While trying to fit jaw liners to my Eclipse vice following Paul’s latest workbench build video I have had two of the small 1 inch side pieces split and one end of the rear jaw liner split where it attaches to the 1 inch side piece. I am using mahogany and drilling pilot holes larger than I usually do in attempt to prevent the splitting, but not having much luck. If you attached these, what kind of wood did you use? Did you have any trouble with it splitting, or tips to prevent splitting?
The first time I split the side piece I had it oriented so that the grain ran vertically (with end grain on the top). The second time I had the grain running parallel to the benchtop. Both split. It just seems like the 1 inch side pieces are too short to accept screws (since it puts them too close to the end grain). This also means that the rear jaw liner has 4 screws close to the end grain.
- This topic was modified 5 years, 1 month ago by sailforfun15.
Some reasons that come to mind:
– the predrill size too small — you said larger than usual holes used but then I cant imagine how it can split unless:
– no countersink
– over tightening — its wood, can’t take too much torque, use a manual screw driver.
– wood too dry
For the side pieces these are clearance holes, so larger than usual pilot hole sizes. Holes that snug fit the screw shank should work well. I used some scrap oak (1″x3/4″ x ~4″), grain along the long dimension, no pilot hole in the apron, clearance hole of 5/32 in the oak pieces for #8 GRK screws and no splitting. I don’t think it would split with even smaller (say 1/8″) holes.
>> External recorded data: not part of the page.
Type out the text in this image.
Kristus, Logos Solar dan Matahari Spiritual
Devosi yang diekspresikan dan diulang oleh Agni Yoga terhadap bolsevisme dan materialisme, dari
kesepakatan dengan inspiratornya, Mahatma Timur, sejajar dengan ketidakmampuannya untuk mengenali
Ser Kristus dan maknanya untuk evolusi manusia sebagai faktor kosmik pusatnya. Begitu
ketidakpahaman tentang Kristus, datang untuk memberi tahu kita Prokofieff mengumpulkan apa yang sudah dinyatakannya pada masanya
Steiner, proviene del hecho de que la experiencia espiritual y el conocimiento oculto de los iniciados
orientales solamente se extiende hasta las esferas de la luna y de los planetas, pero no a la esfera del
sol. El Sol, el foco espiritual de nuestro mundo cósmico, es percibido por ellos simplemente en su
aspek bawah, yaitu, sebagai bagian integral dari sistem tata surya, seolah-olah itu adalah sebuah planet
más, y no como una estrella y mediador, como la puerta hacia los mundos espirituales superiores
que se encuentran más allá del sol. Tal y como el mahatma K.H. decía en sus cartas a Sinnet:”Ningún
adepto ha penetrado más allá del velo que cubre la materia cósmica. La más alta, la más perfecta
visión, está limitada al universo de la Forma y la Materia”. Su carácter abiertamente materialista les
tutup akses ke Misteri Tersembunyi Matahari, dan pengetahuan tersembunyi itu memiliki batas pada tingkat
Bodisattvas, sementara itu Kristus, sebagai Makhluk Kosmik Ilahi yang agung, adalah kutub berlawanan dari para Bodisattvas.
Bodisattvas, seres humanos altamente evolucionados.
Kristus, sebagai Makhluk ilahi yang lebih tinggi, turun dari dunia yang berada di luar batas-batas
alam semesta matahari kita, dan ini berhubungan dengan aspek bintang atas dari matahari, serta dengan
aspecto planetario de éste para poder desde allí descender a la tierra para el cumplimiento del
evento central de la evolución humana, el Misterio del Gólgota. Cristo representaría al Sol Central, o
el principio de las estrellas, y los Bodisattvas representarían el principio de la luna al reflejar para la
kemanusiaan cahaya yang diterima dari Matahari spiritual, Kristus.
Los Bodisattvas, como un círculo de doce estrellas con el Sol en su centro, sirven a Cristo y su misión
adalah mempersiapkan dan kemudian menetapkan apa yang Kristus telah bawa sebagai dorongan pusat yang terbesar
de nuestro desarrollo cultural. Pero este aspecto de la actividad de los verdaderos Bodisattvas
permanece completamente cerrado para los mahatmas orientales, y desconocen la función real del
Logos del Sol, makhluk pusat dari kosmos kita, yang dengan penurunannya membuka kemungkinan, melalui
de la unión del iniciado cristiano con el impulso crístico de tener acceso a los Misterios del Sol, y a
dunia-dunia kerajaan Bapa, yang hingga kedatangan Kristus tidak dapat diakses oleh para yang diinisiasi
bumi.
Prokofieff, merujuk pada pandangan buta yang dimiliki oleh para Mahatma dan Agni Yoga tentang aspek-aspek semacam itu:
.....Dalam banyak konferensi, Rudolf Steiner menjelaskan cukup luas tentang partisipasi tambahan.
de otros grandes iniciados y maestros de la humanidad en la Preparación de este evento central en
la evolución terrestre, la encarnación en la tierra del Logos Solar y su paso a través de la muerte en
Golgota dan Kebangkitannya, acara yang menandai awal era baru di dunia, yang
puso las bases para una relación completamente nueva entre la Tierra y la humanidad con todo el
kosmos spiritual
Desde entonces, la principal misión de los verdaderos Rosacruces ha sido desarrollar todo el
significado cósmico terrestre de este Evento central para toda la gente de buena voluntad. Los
Nice profile photo, by the way 🙂
Thanks for the suggestions. I eventually figured out that the small side pieces should have clearance holes. I had already countersunk them. I think my wood is dry–I’m using mahogany off-cuts I’ve had in my shop for 9 years or so. Though I am in Houston, where low humidity is around 50%. The other issue I’m having is that I am adding this to a Sjoberg bench, not Paul’s workbench design with the wide aprons. The bottom most screws for the inner liner extend below the apron of my bench. You can see how much the vise extends below the bottom of the bench in this photo with the bench upside down. As a result, the bottom screws on the inner jaw liner can only bite into the short end pieces. My last attempt split one of these.
So… watching Paul’s older vise installation videos I saw that he used only one screw on each side of the inner jaw that goes all the way through both the inner jaw liner and the side piece. I am going to recut the inner liner and side pieces and then create clearance holes through both then drive a single screw through and into the apron.
This has been one of those things where I never expected something that seemed so simple to cause so many problems. My installation is now over a week long, but most of that was because I had to repair the poorly designed workbench top to leg connection and flatten the top of the bench. I was tempted to put the top on my Shopbot CNC for flattening, but in the end I think I was better off with my jointer and jack planes.
I will be sure to post a followup with photos in case anyone else runs into this snag.
I’m happy to report success. Using a single clearance hole through both the rear face and the small side pieces I was able to get everything into place with no splitting. I used thin one inch screws to put the front liner on using pilot holes before screwing it in place. To position everything it really helped to double stick all 4 pieces together. Despite (or perhaps because of) the difficulty I had, I feel quite good about getting this done and I’m happy with the results.